I'm doing some tests here on my machine, and I realized that when I do not initialize a variable, its value tends to be 0, but it is only initialized with 0, when the code is compiled to 64 bits, after some tests , I verified that it seems to be the loader of the binary that fills the memory address with value 0, not the compiler. I would like to confirm if it is actually loader that puts the value 0, grateful
#include <stdio.h>
int x; //section .bss
int main(void) {
printf("%d\n", x);
return 0;
}
I'm doing some tests here on my machine, and I realized that when I do not initialize a variable, its value tends to be 0,
If a variable with static storage duration (such as your x
) is defined without an initializer, then its initial value is 0 (arithmetic types) or a null pointer (pointer types), or else it is an aggregate type and its members are initialized per these rules (recursively) or it is a union type and its first member is initialized per these rules. This is specified by paragraph 6.7.9/10 of the language standard, so in a conforming conforming implementation "tends to be" is too weak.
But note that this does not apply to automatic variables (those declared at block scope and without a storage class specifier). If an automatic variable is declared without an initializer then its initial value is indeterminate, and if you use such an object's value without first setting it then the behavior is undefined. Perhaps this is why you hedged.
but it is only initialized with 0, when the code is compiled to 64 bits,
If we're talking about conforming implementations, then the target architecture's word size has nothing to do with it.
after some tests , I verified that it seems to be the loader of the binary that fills the memory address with value 0, not the compiler.
That's implementation dependent. C does not specify. However, you tagged ELF, and C implementations that target ELF generally assign default-initialized objects to the BSS section, which is pretty much designed for the purpose. BSS takes up no space on disk but when loaded it is initialized to all-bits-zero.

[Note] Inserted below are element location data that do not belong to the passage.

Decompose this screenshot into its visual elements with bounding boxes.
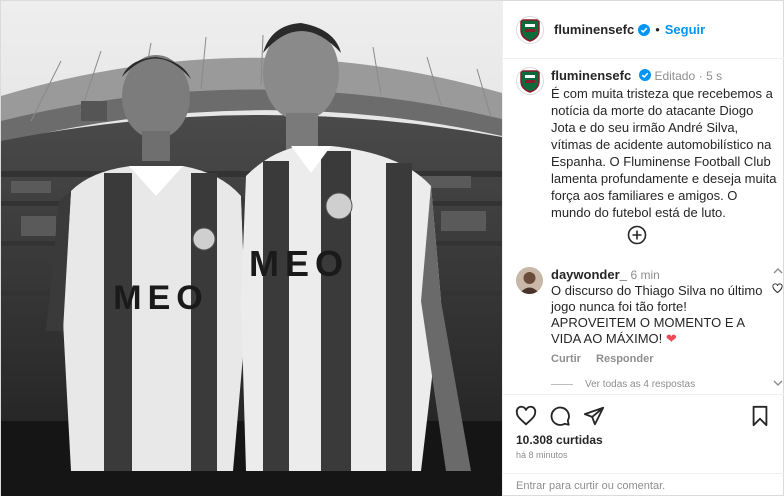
post-header: fluminensefc • Seguir <box>503 1 784 59</box>
post-timestamp: há 8 minutos <box>516 450 568 460</box>
view-replies-label: Ver todas as 4 respostas <box>585 379 696 390</box>
comment-item: daywonder_ 6 min O discurso do Thiago Si… <box>516 267 778 367</box>
left-shirt-sponsor: MEO <box>113 279 208 317</box>
view-replies[interactable]: Ver todas as 4 respostas <box>551 379 695 390</box>
comment-heart-icon[interactable] <box>772 283 783 294</box>
instagram-post: MEO MEO fluminensefc • Seguir fluminense… <box>0 0 784 496</box>
comment-input[interactable] <box>516 479 766 492</box>
separator-dot: • <box>655 22 660 37</box>
user-photo-icon <box>516 267 543 294</box>
plus-circle-icon[interactable] <box>627 225 647 245</box>
comment-like-button[interactable]: Curtir <box>551 353 581 365</box>
replies-divider <box>551 384 573 385</box>
verified-badge-icon <box>638 23 651 36</box>
post-caption: fluminensefc Editado · 5 s É com muita t… <box>516 67 778 221</box>
comment-icon[interactable] <box>549 405 571 427</box>
separator-dot: · <box>698 69 707 83</box>
post-photo[interactable]: MEO MEO <box>1 1 502 496</box>
comment-reply-button[interactable]: Responder <box>596 353 653 365</box>
caption-username[interactable]: fluminensefc <box>551 68 631 83</box>
comment-time: 6 min <box>630 268 660 282</box>
commenter-username[interactable]: daywonder_ <box>551 267 627 282</box>
likes-count[interactable]: 10.308 curtidas <box>516 433 603 447</box>
club-crest-icon <box>520 18 540 42</box>
photo-image: MEO MEO <box>1 1 502 496</box>
post-sidebar: fluminensefc • Seguir fluminensefc Edita… <box>502 1 784 496</box>
comment-form <box>503 473 784 496</box>
edited-label: Editado <box>654 69 696 83</box>
heart-emoji: ❤ <box>665 331 677 346</box>
follow-button[interactable]: Seguir <box>665 22 705 37</box>
right-shirt-sponsor: MEO <box>249 243 349 284</box>
club-crest-icon <box>520 70 540 93</box>
bookmark-icon[interactable] <box>749 405 771 427</box>
heart-icon[interactable] <box>515 405 537 427</box>
post-username[interactable]: fluminensefc <box>554 22 634 37</box>
verified-badge-icon <box>638 69 651 81</box>
caption-text: É com muita tristeza que recebemos a not… <box>551 86 777 220</box>
profile-avatar[interactable] <box>516 15 544 44</box>
post-actions <box>503 394 784 434</box>
commenter-avatar[interactable] <box>516 267 543 294</box>
caption-time: 5 s <box>706 69 723 83</box>
share-icon[interactable] <box>583 405 605 427</box>
comment-text: O discurso do Thiago Silva no último jog… <box>551 283 763 346</box>
caption-avatar[interactable] <box>516 67 544 95</box>
chevron-down-icon[interactable] <box>773 379 783 387</box>
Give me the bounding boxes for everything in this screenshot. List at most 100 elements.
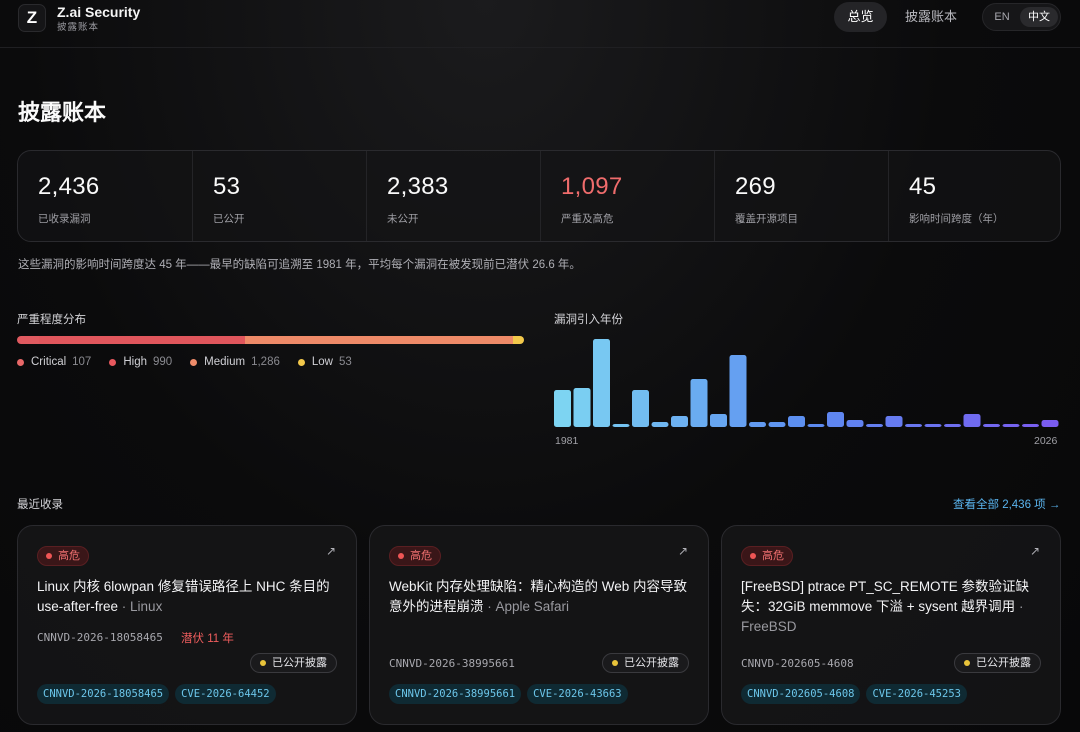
page-title: 披露账本	[18, 100, 107, 125]
stat-time-span: 45 影响时间跨度（年）	[888, 151, 1060, 241]
disclosure-label: 已公开披露	[976, 657, 1031, 669]
severity-segment-critical	[17, 336, 40, 344]
external-link-icon[interactable]: ↗	[1030, 544, 1040, 558]
legend-name: High	[123, 356, 147, 368]
legend-high: High 990	[109, 356, 172, 368]
year-bar	[846, 420, 864, 427]
vuln-card[interactable]: 高危 ↗ [FreeBSD] ptrace PT_SC_REMOTE 参数验证缺…	[721, 525, 1061, 725]
card-title-text: [FreeBSD] ptrace PT_SC_REMOTE 参数验证缺失：32G…	[741, 579, 1030, 614]
lang-en[interactable]: EN	[987, 7, 1017, 27]
dot-icon	[46, 553, 52, 559]
year-bar	[1002, 424, 1020, 427]
dot-icon	[398, 553, 404, 559]
lang-zh[interactable]: 中文	[1020, 7, 1058, 27]
stat-label: 影响时间跨度（年）	[909, 213, 1004, 225]
dot-icon	[297, 358, 305, 366]
stat-value: 269	[735, 173, 776, 200]
nav-ledger[interactable]: 披露账本	[896, 2, 966, 32]
severity-legend: Critical 107 High 990 Medium 1,286 Low 5…	[17, 356, 370, 368]
nav-overview[interactable]: 总览	[834, 2, 887, 32]
brand-subtitle: 披露账本	[57, 22, 100, 33]
stat-unpublished: 2,383 未公开	[366, 151, 540, 241]
id-tag[interactable]: CNNVD-202605-4608	[741, 684, 861, 704]
vuln-card[interactable]: 高危 ↗ WebKit 内存处理缺陷：精心构造的 Web 内容导致意外的进程崩溃…	[369, 525, 709, 725]
card-vendor: · Linux	[118, 599, 163, 614]
logo-icon[interactable]: Z	[18, 4, 46, 32]
year-bar	[924, 424, 942, 427]
severity-badge: 高危	[389, 546, 441, 566]
year-bar	[651, 422, 669, 427]
severity-badge: 高危	[741, 546, 793, 566]
view-all-link[interactable]: 查看全部 2,436 项 →	[953, 496, 1060, 512]
year-bar	[768, 422, 786, 427]
tag-list: CNNVD-202605-4608 CVE-2026-45253	[741, 684, 967, 704]
top-bar: Z Z.ai Security 披露账本 总览 披露账本 EN 中文	[0, 0, 1080, 48]
year-bar	[1022, 424, 1039, 427]
id-tag[interactable]: CVE-2026-45253	[866, 684, 967, 704]
stat-critical-high: 1,097 严重及高危	[540, 151, 714, 241]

I would like to confirm if it is actually loader that puts the value 0, grateful
The program loader, whatever form that takes in any given implementation, sets the initial value of every variable with static duration, regardless of whether it is defined with an initializer. It may do that by loading the value from disk or, in some cases, by zero-filling it without loading a specific value from disk, or possibly by some other mechanism. As already described, for variables assigned to the BSS section of an ELF object, the loader (dynamic linker in this case) zero-fills the representation.